3. Hybrid Retrieval System
A dual retrieval architecture was implemented:
- BM25 lexical search (Milvus) for precise keyword/citation queries
- Vector search (Milvus) using embeddings from the latest Sentence Transformer models
- Reranker (cross-encoder) to re-rank the combined results for maximum relevance
This hybrid pipeline provides both coverage and precision, ideal for legal research tasks.

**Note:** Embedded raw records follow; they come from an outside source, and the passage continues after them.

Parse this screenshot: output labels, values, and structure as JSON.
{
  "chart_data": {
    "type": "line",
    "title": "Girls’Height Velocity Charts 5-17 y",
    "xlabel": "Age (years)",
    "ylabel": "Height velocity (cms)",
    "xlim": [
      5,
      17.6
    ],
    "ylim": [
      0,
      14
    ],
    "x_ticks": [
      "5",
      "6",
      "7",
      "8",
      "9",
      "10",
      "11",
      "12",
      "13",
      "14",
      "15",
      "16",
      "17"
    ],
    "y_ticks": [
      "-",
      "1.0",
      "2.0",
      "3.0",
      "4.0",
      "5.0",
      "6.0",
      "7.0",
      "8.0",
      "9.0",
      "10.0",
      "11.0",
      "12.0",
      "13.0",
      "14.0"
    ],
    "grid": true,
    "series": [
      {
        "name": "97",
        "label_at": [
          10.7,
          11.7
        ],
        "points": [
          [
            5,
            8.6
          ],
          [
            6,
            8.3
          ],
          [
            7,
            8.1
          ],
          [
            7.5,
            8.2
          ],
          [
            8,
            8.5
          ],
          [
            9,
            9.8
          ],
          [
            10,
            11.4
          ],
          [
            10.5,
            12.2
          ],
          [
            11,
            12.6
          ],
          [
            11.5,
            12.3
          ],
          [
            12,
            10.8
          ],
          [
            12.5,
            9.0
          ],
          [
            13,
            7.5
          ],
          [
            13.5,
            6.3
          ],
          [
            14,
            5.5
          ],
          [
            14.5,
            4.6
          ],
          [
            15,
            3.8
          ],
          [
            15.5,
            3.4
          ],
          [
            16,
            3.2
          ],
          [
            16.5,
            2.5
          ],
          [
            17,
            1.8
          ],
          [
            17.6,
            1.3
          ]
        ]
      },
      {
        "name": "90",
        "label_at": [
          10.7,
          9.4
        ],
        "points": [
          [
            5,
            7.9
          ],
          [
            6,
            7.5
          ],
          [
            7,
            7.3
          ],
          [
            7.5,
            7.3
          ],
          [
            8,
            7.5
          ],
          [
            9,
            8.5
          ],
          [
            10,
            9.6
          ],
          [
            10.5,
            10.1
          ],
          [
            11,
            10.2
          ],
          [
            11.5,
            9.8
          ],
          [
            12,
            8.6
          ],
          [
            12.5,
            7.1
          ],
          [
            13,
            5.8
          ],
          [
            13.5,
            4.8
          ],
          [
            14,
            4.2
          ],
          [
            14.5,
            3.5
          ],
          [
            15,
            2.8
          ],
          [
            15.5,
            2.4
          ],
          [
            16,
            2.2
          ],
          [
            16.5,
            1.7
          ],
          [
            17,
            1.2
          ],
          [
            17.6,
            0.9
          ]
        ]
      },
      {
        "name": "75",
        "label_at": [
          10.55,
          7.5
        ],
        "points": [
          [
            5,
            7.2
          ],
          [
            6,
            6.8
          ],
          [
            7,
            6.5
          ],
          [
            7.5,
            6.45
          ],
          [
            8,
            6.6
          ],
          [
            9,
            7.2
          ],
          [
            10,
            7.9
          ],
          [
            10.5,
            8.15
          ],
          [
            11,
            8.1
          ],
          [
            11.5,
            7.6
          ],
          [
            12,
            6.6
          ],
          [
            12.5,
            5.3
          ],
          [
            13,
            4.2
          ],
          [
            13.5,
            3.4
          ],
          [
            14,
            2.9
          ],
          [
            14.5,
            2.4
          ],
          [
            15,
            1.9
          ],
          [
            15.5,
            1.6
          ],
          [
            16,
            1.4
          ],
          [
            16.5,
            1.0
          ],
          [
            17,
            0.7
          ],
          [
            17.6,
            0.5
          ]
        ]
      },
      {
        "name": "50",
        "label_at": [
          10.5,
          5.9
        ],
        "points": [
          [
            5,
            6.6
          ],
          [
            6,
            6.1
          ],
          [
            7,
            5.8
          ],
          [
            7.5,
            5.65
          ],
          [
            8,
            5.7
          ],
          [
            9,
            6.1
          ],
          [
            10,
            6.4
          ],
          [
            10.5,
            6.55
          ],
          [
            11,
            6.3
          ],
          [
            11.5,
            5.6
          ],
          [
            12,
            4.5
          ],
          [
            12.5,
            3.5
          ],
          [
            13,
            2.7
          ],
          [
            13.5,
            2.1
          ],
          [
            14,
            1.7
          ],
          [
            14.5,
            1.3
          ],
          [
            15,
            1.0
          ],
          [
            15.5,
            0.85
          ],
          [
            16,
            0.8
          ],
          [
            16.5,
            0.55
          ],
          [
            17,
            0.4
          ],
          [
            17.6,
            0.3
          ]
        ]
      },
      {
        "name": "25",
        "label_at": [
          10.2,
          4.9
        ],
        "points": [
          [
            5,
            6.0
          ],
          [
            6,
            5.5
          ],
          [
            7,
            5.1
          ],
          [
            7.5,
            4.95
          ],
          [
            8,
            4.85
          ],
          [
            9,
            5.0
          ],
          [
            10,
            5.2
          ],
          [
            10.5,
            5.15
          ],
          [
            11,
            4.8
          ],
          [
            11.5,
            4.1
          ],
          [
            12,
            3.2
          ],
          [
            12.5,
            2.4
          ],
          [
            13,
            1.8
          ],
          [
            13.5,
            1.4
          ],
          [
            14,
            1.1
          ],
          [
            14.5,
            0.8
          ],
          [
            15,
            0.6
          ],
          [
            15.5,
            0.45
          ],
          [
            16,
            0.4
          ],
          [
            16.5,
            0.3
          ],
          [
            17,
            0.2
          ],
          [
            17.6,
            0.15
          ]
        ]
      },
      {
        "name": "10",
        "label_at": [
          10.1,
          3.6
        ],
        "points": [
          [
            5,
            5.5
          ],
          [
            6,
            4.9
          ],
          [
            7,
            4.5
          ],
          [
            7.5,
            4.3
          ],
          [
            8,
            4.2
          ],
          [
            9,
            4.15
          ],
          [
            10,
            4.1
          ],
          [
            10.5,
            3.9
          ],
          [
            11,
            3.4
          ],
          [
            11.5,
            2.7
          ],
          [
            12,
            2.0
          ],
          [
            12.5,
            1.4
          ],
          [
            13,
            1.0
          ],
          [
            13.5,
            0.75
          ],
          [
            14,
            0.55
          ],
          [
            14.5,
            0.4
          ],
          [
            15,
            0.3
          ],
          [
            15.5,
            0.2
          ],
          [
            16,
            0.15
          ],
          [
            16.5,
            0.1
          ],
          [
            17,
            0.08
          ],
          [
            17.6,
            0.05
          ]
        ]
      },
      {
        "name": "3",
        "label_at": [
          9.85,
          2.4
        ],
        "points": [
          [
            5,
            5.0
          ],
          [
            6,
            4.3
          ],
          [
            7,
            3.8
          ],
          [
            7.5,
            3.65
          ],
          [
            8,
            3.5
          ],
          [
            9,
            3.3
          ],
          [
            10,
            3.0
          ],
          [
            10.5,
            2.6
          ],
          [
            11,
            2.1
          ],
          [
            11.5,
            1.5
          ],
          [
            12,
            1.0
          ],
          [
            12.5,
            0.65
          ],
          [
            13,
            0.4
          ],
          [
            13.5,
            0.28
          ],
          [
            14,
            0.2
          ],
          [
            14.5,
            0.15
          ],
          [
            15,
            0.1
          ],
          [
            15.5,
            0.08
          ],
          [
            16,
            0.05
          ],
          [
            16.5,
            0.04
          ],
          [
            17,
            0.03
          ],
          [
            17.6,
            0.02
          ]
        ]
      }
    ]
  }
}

4. Retrieval-Augmented Generation (RAG)
A custom RAG pipeline combines:
- Hybrid retrieval
- Cross-encoder reranking
- Latest open-source LLMs (Llama, Mistral, Falcon variants) fine-tuned on legal material
The system produces:
- Top causes of action
- Summaries of authoritative cases
- Contract clause analysis
- Legislative section interpretation
- Clear explanations grounded in retrieved documents
All responses include citation-backed evidence from the retrieved summaries or statutory sections. A dedicated pipeline crawls federal and state legislation, extracts section-level structure, and embeds summaries for retrieval. This allows the system to identify relevant statutory sections for any factual scenario.
5. User Interface
The final system includes a React + FastAPI interface offering:
- Chat-style interaction
- Jurisdiction selection
- Feature selection (deep research, contract audit, etc.)
- Expand/refine search controls
Results & Impact
- High-precision retrieval using BM25 + vector search + reranking
- 90%+ accuracy in identifying the correct cause-of-action cases
- Sub-second semantic retrieval
- Summary-only embeddings reduced index size by ~80%
- Significant time reduction for legal research, contract review, and legislative interpretation
- Enabled MiAI.law to deploy multiple AI-powered legal services from one unified RAG backbone
Conclusion
The system successfully delivers fast, authoritative, and user-friendly legal intelligence across case law and legislation. By combining advanced crawling, summary-based embeddings, hybrid retrieval, reranking, and the latest LLMs, the platform provides a scalable backbone for automated legal research and document analysis.
Further technical details remain confidential due to NDA constraints.